Posté le 09-Mar-07 à 1:15 pm | Permalink
claude a écrit :
deux bemols, et une remarque :
- 1er bemol : il y a quelques annees, Pechiney etait empeche par la Commission Europeenne de devenir plus grand, au motif du monopole sur un marche. resultat, Alcan a rachete Pechiney, Alcan est en quasi monopole sur son marche, mais ce n’est pas le marche interieur europeen. il me semblait que le marche de reference pris en compte par la Commission etait le marche mondial, mais cela ne semble pas le cas. l’objectif et le critere de decision de la Commission est la protection du consommateur, pas la mise a egalite des conditions de concurrence entre entreprises, et encore moins evidemment la constitution de groupes europeens.
- 2eme bemol : Mittal est de son cote bien protege sur son marche interieur, qui est tout sauf libre, a l’abri par des droits de douane prohibitifs et des reglements administratifs bloquants. tous les pays consequents protegent leurs industries, surtout quand elle sont strategiques, mais pas uniquement, ils suffit qu’elles soient importantes ou que les risques de faillite ou de rachat par l’etranger le soient : les Etats-Unis, pays des plus protectionistes et des moins ouverts (cf l’empechement de l’achat de ports americains par des interets de Dubai, l’empechement de l’achat d’un petrolier par des Chinois, l’empechement de faillite d’un hedge-fund, LTCM, a cause de risque systemique potentiel, etc.), mais aussi le Japon, la Chine, l’Inde, etc. Il n’y a que l’Europe qui soit si ouverte a la mondialisation.

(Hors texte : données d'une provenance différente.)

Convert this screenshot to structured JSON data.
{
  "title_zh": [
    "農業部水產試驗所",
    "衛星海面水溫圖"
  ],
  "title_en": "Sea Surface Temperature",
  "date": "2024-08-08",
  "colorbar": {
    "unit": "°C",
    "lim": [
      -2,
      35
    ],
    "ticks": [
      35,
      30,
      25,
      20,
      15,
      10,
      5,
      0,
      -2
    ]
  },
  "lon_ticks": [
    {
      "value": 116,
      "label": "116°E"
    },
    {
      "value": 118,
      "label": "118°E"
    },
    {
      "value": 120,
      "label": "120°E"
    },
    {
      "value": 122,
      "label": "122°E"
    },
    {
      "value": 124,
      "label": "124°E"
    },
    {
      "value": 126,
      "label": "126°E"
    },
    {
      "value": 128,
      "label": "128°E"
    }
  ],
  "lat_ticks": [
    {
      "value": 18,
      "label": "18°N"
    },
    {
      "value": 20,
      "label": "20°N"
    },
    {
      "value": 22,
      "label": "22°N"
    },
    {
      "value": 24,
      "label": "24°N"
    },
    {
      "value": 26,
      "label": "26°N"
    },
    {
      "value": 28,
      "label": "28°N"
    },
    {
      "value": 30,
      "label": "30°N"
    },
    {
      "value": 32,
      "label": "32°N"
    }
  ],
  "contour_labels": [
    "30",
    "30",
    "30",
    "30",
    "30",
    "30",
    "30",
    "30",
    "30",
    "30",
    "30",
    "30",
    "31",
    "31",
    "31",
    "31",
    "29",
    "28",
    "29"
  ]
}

- la remarque : au-dela de l’heritage colbertiste, centralisateur, revolutionnaire etc. de l’Etat francais, il me semble que les blocages de la technostructure francaise sont autant culturels que generationels. l’esprit francais, cartesien ou pas, irrationnel ou pas, Cf Philippe d’Iribarne, ne deteste pas tant la liberte que la non-rationalite. qui plus est, l’esprit francais, du fait de son bapteme dans l’humanisme chretien ? ou du fait de la situation geographique medianne de la France en Europe ? ne valorise rien moins que l’equilibre, le juste milieu. or le marche n’est rien de cela, pas tant espace de liberte d’ailleurs que de force, de lutte, de violence. ce n’est pas une equation bien resoluble par l’esprit. resultat : ce qu’on ne maitrise pas, on le rejette comme “pas de jeu”, et puisqu’on ne joue pas, on perd.